I walk past pharmacies and indie shops, each with their own salt offering and wonder which ones to pick to take home as gifts. I step into the Assembly Rooms, one of the best-preserved buildings from Epsom’s golden run in the sun as a spa destination. Today, it’s a pub with outdoor seating that lets you enjoy the peace in Epsom. I look at the sun setting in the distance, the pink shine that seems to emanate from Davison’s statue. “Deeds, not words,” I tell myself as I doff an imaginary hat to one of the women who cleared the way for the rest of us.


By Rail: South Western Railway operates a train from London Waterloo to Epsom every 30 minutes (Tickets 600-1,300; 33 mins). 

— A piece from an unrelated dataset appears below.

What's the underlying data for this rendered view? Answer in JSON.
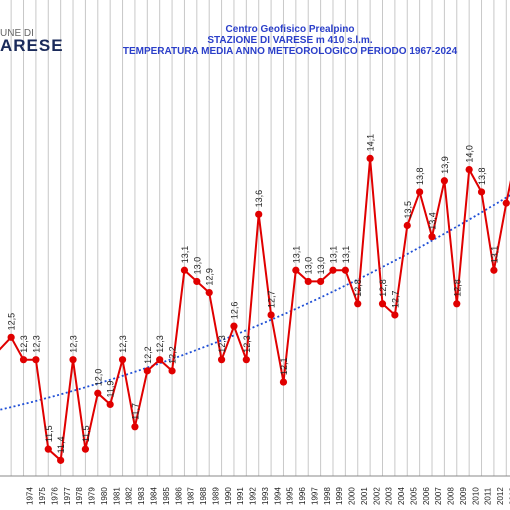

By Road: Take a bus from London to Epsom via London Road Morden Station ( 200; 40 mins). Vehicles operated by London Buses depart from Trafalgar Square Charing Cross station. The quickest way to get from London to Epsom is by taxi ( 5,000-7,000; 15 mins).

Nearby attractions: Grade II-listed Bourne Hall in the heart of nearby Ewell Village; Nonsuch Gardens, which once housed a Tudor palace built by Henry VIII; Epsom’s Playhouse Theatre, known for drama, music and comedy; Horton Country Park Local Nature Reserve; Headley Heath, popular with walkers, cyclers, and horse riders; and Epsom Common, renowned for its wildlife.